Des
professeurs hors normes...
Jacques Laplace marqua l’imagination des futurs membres du «
Sanzisme ». Il aimait dire : « Avant de dessiner, avant
de peindre, il faut savoir s’asseoir ». Cette boutade
en dit long sur l’humour et l’expérience de ces
joyeux drilles que furent les Ziniars au moral trempé par les
horreurs de la première guerre mondiale. Les « Nouveaux
» avaient connu les honneurs de la presse pendant les cinq années
où ils présentèrent ensemble leurs travaux à
la galerie Saint-Pierre Alfred Poyet. Une carrière enviable
leur était promise. Certains n’avaient qu’un peu
plus de dix ans d’écart avec leurs élèves.
Le matin les élèves avaient René Chancrin, excellent
pour donner à un jeune le goût et l’amour de la
peinture. L’après midi, ils retrouvaient Jacques Laplace,
moins attaché à la technique que René Chancrin,
plus désireux de voir ses élèves capables d’identifier
leurs émotions pour les traduire. Le soir, Venance Curnier
entrait en scène. Il lui arrivait de donner ce conseil : «
lorsque vous partez sur le motif, il faut prendre le temps de vous
imprégner du paysage, pour cela il faut tailler vos crayons
avec soin. »
Henri Vieilly eut une influence énorme sur ses élèves.
Il était peu loquace. Il aimait répéter après
avoir jeter un regard sur les dessins à corriger : «
Ah ! c’est pas facile !... C’est très difficile.
Ah ! c’est pas facile !... »
Antoine Chartres épris de modernité attachait beaucoup
d’intérêt à la composition. Dans son atelier
de la rue Cuvier, il peignait beaucoup, près de cent toiles
par an, très vite, toujours habillé de son complet veston
et sans répandre la moindre tache sur son vêtement.

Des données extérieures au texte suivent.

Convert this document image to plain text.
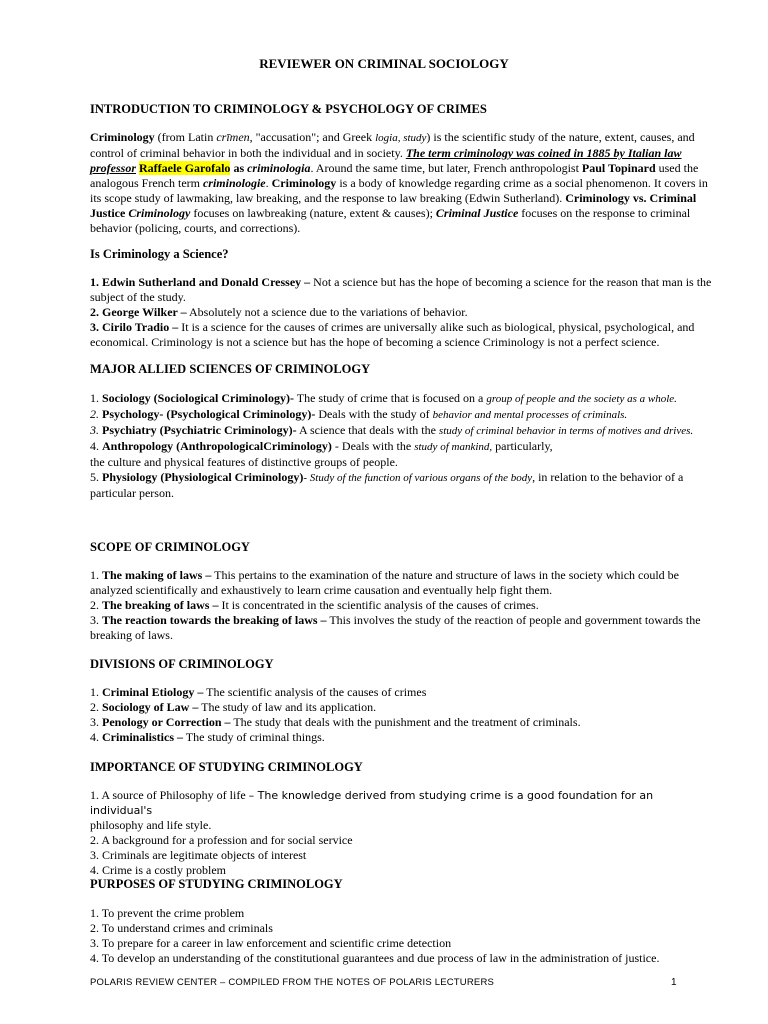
REVIEWER ON CRIMINAL SOCIOLOGY
INTRODUCTION TO CRIMINOLOGY & PSYCHOLOGY OF CRIMES
Criminology (from Latin crīmen, "accusation"; and Greek logia, study) is the scientific study of the nature, extent, causes, and control of criminal behavior in both the individual and in society. The term criminology was coined in 1885 by Italian law professor Raffaele Garofalo as criminologia. Around the same time, but later, French anthropologist Paul Topinard used the analogous French term criminologie. Criminology is a body of knowledge regarding crime as a social phenomenon. It covers in its scope study of lawmaking, law breaking, and the response to law breaking (Edwin Sutherland). Criminology vs. Criminal Justice Criminology focuses on lawbreaking (nature, extent & causes); Criminal Justice focuses on the response to criminal behavior (policing, courts, and corrections).
Is Criminology a Science?

1. Edwin Sutherland and Donald Cressey – Not a science but has the hope of becoming a science for the reason that man is the subject of the study.

2. George Wilker – Absolutely not a science due to the variations of behavior.

3. Cirilo Tradio – It is a science for the causes of crimes are universally alike such as biological, physical, psychological, and economical. Criminology is not a science but has the hope of becoming a science Criminology is not a perfect science.

MAJOR ALLIED SCIENCES OF CRIMINOLOGY

1. Sociology (Sociological Criminology)- The study of crime that is focused on a group of people and the society as a whole.

2. Psychology- (Psychological Criminology)- Deals with the study of behavior and mental processes of criminals.

3. Psychiatry (Psychiatric Criminology)- A science that deals with the study of criminal behavior in terms of motives and drives.

4. Anthropology (AnthropologicalCriminology) - Deals with the study of mankind, particularly,
the culture and physical features of distinctive groups of people.

5. Physiology (Physiological Criminology)- Study of the function of various organs of the body, in relation to the behavior of a particular person.

SCOPE OF CRIMINOLOGY

1. The making of laws – This pertains to the examination of the nature and structure of laws in the society which could be analyzed scientifically and exhaustively to learn crime causation and eventually help fight them.

2. The breaking of laws – It is concentrated in the scientific analysis of the causes of crimes.

3. The reaction towards the breaking of laws – This involves the study of the reaction of people and government towards the breaking of laws.

DIVISIONS OF CRIMINOLOGY

1. Criminal Etiology – The scientific analysis of the causes of crimes

2. Sociology of Law – The study of law and its application.

3. Penology or Correction – The study that deals with the punishment and the treatment of criminals.

4. Criminalistics – The study of criminal things.

IMPORTANCE OF STUDYING CRIMINOLOGY

1. A source of Philosophy of life – The knowledge derived from studying crime is a good foundation for an individual's
philosophy and life style.

2. A background for a profession and for social service

3. Criminals are legitimate objects of interest

4. Crime is a costly problem

PURPOSES OF STUDYING CRIMINOLOGY

1. To prevent the crime problem

2. To understand crimes and criminals

3. To prepare for a career in law enforcement and scientific crime detection

4. To develop an understanding of the constitutional guarantees and due process of law in the administration of justice.

POLARIS REVIEW CENTER – COMPILED FROM THE NOTES OF POLARIS LECTURERS	1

René Dumas, lui, fascinait Jean Fusaro parce qu’il jouait
du piano en faisant de la peinture. Pendant son cours, René
Dumas faisait de longs discours chargés d’une certaine
émotion sur la peinture, comme en témoignent ses nombreux
carnets noirs, sur lesquels, il prenait de très nombreuses
notes, et inscrivaient ses pensées sur la peinture. René
Dumas aimait évoquer la haute figure de Gustave Courbet. Pour
corriger, il avait une méthode particulière. Il s’asseyait
à côté de l’élève après
avoir choisi un fusain qu’il écrasait sur le dessin.
Pierre Doye qui vécut cette expérience avoue qu’elle
lui apporta beaucoup.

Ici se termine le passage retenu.